''I know some of it is fairly classic stuff for genre material,'' says Pullman, who will rejoin Emmerich and Devlin this fall as coproducer and star of an action film called Supertanker. ''But [Emmerich and Devlin] never rest until a scene sounds organic and not like a grade-B movie.'' With such a large cast supported by Robert Loggia, Judd Hirsch, Margaret Colin, Star Trek: The Next Generation's Brent Spiner, and Harry Connick Jr. and so many special effects, the actors had to put in minimal screen time to receive star billing. ''The amount of work I had is a third of the usual work,'' says Smith. Goldblum and Pullman, who had acted with nonexistent costars in Jurassic Park and Casper, respectively, were ''aware that the movie is bigger than them, so they don't have to carry it along,'' explains Emmerich.
What was carrying the filmmakers along at that moment was largely fear. The difficulties of working with a studio had been brought home to Emmerich and Devlin on StarGate, which was taken back by executive producer Mario Kassar and recut after poor test screenings. When it received even lower scores the next time out, Emmerich and Devlin did another complete edit one week before release. (The filmmakers' unpleasant experience with MGM might account for the suspicious similarity between the name of ID's evil secretary of defense, Albert Nimziki, and that of MGM's head of advertising, Joe Nimziki.)
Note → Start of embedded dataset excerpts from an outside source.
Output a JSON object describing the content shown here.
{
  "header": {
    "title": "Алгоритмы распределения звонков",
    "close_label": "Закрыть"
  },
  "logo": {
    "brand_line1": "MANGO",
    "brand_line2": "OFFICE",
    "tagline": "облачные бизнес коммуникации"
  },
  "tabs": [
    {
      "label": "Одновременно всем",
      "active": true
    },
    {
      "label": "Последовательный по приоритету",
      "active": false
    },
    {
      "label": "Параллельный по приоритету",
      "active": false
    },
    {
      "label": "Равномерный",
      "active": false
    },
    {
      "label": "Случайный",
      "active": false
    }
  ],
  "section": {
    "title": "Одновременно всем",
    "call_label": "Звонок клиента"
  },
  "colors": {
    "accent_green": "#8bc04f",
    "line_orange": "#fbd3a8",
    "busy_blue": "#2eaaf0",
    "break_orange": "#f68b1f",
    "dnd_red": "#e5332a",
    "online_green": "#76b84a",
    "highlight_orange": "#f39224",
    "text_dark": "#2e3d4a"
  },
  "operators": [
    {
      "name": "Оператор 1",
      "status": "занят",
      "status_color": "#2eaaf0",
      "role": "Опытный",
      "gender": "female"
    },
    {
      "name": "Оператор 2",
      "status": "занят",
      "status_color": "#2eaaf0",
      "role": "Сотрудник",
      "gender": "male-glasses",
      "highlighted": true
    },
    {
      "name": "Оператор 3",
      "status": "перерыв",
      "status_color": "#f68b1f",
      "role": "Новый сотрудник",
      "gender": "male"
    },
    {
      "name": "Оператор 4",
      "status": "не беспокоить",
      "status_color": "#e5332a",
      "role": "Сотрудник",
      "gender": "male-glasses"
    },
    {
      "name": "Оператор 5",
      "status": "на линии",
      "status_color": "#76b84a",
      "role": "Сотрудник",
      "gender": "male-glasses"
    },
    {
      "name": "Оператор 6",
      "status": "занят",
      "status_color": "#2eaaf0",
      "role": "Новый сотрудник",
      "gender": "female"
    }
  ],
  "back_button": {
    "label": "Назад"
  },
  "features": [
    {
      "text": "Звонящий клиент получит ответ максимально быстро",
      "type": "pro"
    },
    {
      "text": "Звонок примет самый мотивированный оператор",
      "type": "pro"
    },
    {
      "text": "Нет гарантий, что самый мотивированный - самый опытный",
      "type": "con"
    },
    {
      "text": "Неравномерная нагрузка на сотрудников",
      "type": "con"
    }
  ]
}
Even before the first special effect on Independence Day was completed, a big, scary alien craft was hanging over Emmerich's and Devlin's heads, pressuring them to race through preproduction: Director Tim Burton was preparing a similar film Mars Attacks! for Warner Bros. Burton, whom Devlin calls ''a genius,'' was sure to attract A-list actors (Jack Nicholson and Annette Bening are among those who signed on). With a relatively new director and no proven box office star, ID had to reach screens first. When the filmmakers mapped out locations in New York, Washington, D.C., Utah, and L.A., Mars Attacks!admitted defeat by moving its release date to next Christmas.
''We're doing something that's more Irwin Allen,'' says Devlin. ''They're going for the humor, so in a sense, they'll become a parody of our film, which is pretty cool.''
Independence Day may not be, as Fox boasts, the end of the world, but for Emmerich and Devlin, the pressure of making two separately shot films one with actors, one with computer-generated images come together at the last minute is enough to finish off any chance of a good night's sleep.
Aug. 5, 1995. Pullman, Smith, and Goldblum cross paths for the first time on the Bonneville Salt Flats in Wendover, Utah, a wide-open, flat-as-Cindy-Crawford's-stomach desert, where, grumbles Ute Emmerich, Roland's sister and ID's producer, ''Pizza Hut and Subway are listed as restaurants.'' The endlessly upbeat Pullman who doesn't have to stretch far to fill the monogrammed cuff links of an idealistic President is awed to be at the Enola Gay training site on the 50th anniversary of Hiroshima. Others have more mundane concerns.